Selepas Jumatan, massa di Tahrir bergerak menuju istana, melewati Ramses, masih di pusat kota. Di Heliopolis, keadaan sudah genting. Para petinggi militer mengatakan tak bisa lagi menjamin keamanan istana. Menjelang asar, menurut tweet dari Wael Khairy, dua helikopter pergi meninggalkan istana dan massa berteriak: ”Irhal, irhal, irhal…, pergi, pergi, pergi!”

Hari itu Mubarak—yang telah berkuasa selama 30 tahun—dan keluarganya meninggalkan Kairo. Mereka menuju vila di kawasan resor wisata Sharm el-Sheikh, Sinai. Yang jelas, militer tak mengusir Mubarak ke luar negeri. Mungkin mereka tak tega membiarkan Mubarak terasing di negeri orang seperti mantan presiden dalam cerita pendek Gabriel Garcia Marquez yang amat terkenal: Bon Voyage Mr President.

Said Gamal, 45 tahun, tak seoptimistis itu. Ia, yang sedang berdemonstrasi di depan Perpustakaan Alexandria, mempersiapkan diri untuk kecewa jika nanti ada pengumuman dari pemerintah. ”Kami menunggu dengan tenang dan sudah menyiapkan dua aksi, antara meluapkan kekecewaan seperti kemarin dan melakukan aksi kegembiraan seperti melakukan sujud syukur bersama bagi umat muslim,” katanya kepada Tempo.

Tapi hal ini dibantah demonstran lain. ”Saya tak terlalu berharap semalam, tapi hari ini saya sangat yakin! Saya dapat mencium aroma kemenangan. Insya Allah,” demikian tulis Zain Zeitgeist dalam kicaunya di Twitter pada pukul 03.58 sore. Kemenangan memang sudah dekat. Tak aneh jika dia menciumnya. Tepat pukul 04.04 sore, Wakil Presiden Sulaiman mengumumkan di televisi: Mubarak turun!

Maka massa di Tahrir, Heliopolis, bahkan Alexandria, menangis haru. Setelah demonstrasi panjang selama 18 hari yang menelan 300 korban jiwa, apa yang mereka idam-idamkan terkabul. Mereka bertakbir, menari, menyanyi, berpelukan, dan menaiki tank-tank serta mencium para tentara. Kembang api menghiasi langit malam Kairo. Ini adalah hari kemenangan mereka.

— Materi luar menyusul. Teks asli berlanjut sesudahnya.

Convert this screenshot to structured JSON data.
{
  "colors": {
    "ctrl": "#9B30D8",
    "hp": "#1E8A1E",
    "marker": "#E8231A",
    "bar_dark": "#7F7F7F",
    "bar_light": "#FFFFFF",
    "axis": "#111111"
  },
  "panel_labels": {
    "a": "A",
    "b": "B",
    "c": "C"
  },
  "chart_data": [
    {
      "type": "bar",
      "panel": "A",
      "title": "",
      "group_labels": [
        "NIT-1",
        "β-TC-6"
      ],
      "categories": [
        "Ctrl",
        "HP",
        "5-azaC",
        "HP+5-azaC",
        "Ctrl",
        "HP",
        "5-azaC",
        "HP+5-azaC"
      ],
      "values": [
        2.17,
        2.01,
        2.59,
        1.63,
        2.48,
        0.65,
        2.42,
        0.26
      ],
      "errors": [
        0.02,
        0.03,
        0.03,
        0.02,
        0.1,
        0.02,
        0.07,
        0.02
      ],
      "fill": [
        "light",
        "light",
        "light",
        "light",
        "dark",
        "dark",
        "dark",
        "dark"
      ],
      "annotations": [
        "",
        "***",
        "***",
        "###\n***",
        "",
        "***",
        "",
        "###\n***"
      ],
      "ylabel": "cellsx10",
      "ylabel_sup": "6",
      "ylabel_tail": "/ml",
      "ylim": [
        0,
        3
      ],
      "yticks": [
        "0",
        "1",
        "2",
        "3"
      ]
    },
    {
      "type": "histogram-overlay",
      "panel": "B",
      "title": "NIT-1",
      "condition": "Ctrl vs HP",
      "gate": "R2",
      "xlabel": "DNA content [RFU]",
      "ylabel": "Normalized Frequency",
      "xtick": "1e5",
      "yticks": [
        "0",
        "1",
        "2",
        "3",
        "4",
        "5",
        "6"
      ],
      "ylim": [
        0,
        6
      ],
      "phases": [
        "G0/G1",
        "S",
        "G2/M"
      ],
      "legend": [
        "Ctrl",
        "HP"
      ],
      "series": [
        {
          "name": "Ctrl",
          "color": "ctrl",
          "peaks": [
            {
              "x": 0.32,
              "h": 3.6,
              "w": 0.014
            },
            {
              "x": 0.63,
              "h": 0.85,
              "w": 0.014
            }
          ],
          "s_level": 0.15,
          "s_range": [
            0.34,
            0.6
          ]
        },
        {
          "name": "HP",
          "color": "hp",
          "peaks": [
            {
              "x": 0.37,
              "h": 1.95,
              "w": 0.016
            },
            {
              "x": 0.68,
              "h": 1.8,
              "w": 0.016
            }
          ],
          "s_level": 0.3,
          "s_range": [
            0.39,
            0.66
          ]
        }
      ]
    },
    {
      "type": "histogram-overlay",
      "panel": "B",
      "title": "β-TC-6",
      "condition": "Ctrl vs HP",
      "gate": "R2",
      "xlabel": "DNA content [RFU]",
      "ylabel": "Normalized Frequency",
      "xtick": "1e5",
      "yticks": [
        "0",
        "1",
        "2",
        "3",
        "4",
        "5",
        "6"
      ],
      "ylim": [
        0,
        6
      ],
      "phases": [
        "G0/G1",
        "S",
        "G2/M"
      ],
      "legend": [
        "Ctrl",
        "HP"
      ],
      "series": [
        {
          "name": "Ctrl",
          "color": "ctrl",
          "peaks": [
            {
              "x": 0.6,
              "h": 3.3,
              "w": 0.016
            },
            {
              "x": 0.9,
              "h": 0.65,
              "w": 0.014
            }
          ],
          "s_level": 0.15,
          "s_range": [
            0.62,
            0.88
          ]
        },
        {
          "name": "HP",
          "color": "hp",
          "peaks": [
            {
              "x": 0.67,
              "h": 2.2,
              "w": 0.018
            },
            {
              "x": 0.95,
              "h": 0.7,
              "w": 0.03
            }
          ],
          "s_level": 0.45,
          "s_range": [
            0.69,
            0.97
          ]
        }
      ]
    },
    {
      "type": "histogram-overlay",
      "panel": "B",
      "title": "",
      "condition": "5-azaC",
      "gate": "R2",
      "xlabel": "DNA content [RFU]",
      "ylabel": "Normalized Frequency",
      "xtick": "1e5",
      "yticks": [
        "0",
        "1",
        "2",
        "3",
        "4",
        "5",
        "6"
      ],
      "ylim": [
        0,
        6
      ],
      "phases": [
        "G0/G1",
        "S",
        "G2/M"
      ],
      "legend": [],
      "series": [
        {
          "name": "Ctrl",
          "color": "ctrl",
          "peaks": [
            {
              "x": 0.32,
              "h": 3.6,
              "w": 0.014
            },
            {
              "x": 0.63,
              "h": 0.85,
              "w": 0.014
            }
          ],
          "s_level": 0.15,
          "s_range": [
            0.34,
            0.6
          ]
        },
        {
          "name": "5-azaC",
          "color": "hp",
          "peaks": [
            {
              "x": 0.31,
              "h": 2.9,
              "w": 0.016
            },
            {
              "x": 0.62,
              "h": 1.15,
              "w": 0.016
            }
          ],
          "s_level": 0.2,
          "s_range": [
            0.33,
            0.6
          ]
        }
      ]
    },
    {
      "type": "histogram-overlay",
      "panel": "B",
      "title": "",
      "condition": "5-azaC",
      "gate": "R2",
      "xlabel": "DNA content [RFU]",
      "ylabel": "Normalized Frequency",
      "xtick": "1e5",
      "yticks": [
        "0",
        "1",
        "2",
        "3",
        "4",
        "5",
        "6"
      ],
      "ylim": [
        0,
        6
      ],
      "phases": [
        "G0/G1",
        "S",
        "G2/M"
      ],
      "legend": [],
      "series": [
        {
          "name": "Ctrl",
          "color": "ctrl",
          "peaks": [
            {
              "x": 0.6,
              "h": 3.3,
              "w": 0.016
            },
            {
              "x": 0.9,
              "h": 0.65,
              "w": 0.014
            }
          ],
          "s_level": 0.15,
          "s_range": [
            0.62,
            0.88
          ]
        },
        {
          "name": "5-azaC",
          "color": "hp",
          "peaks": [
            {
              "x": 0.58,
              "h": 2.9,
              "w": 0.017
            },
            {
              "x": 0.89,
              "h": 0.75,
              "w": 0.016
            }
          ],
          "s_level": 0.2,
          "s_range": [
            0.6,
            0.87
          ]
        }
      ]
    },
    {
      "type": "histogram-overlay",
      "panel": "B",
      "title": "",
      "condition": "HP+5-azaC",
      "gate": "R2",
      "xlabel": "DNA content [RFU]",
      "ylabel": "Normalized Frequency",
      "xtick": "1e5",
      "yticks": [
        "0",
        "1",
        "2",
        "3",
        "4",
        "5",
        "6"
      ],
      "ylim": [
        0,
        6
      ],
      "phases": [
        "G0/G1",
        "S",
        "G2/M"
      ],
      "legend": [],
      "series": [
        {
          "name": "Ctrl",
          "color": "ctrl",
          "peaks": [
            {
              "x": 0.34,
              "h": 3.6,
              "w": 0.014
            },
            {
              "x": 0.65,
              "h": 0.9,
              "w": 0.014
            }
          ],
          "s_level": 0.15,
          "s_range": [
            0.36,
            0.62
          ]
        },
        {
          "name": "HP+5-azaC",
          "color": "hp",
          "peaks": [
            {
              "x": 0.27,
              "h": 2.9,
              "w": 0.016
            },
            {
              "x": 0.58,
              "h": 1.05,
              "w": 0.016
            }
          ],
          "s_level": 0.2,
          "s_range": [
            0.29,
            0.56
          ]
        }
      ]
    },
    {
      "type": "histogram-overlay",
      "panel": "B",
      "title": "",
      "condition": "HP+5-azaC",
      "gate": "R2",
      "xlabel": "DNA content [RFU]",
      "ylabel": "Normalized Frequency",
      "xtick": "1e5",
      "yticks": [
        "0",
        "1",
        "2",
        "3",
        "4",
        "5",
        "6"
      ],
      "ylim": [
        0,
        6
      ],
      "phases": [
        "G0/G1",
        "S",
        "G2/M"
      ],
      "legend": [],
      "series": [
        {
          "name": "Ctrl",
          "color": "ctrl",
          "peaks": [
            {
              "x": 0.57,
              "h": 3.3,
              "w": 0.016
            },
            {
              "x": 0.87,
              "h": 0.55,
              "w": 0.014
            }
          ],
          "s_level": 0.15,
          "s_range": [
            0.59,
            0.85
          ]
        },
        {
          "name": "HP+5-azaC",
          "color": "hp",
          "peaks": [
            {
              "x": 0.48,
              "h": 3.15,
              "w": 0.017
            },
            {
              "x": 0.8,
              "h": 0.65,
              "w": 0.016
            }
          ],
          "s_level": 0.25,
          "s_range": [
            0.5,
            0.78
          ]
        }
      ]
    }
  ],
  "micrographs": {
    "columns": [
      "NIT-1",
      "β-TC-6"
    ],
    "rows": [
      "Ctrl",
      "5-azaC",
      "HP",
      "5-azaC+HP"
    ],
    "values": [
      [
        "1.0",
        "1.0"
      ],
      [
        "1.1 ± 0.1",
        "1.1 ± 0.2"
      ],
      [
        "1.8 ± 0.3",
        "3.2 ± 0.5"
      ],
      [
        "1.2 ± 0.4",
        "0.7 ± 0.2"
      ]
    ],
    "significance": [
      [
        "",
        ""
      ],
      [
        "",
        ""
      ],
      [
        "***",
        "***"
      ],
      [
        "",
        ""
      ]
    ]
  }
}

Suleiman Ezzat, 21 tahun, yang saat itu sedang berada di rumahnya di Nasr City, pergi ke Tahrir bersama keluarganya untuk merayakan kemenangan ini. ”Ini adalah hari bersejarah bagi kami, masyarakat Mesir,” kata Ezzat kepada Tempo. ”Kami tidak akan tidur untuk merayakannya. Apa yang terjadi di Kairo saat ini adalah perayaan terbesar sepanjang sejarah Mesir, mengalahkan perayaan ketika Mesir memenangi Piala Afrika dua kali berturut-turut.”

Sekretaris Jenderal Perserikatan Bangsa-Bangsa Ban Ki-moon menyambut mundurnya Mubarak dengan mengatakan suara rakyat Mesir telah didengar. Presiden Amerika Serikat Barack Obama meminta militer menjamin transisi yang bisa dipercaya. Perdana Menteri Inggris David Cameron mengatakan perlu peralihan ke pemerintahan sipil dan demokratis di Mesir. Adapun pemerintah Swiss langsung membekukan aset-aset potensial Mubarak.

Mesir memang larut dalam kegembiraan, tapi dalam pidato 20 menitnya di televisi Mesir, Wakil Presiden Sulaiman juga mengatakan kekuasaan kini diserahkan kepada militer. Padahal, menurut konstitusi Mesir, bila presiden mengundurkan diri, ketua parlemen memimpin pemerintahan sementara. Tapi militer telah membekukan parlemen. Tak ada yang bisa menebak apa yang akan dilakukan militer dengan kekuasaan di tangan. Yang jelas, mereka sudah lama bersiap mengambil alih demonstrasi ini.

Sebelumnya, militer tak pernah membiarkan demonstrasi lebih dari 100 orang di Mesir. Kini mereka justru menjaganya dan berjanji tak akan melepas satu pun peluru. Militer juga mati-matian membuat benteng di sekitar Tahrir. Mereka selama ini dielu-elukan para demonstran.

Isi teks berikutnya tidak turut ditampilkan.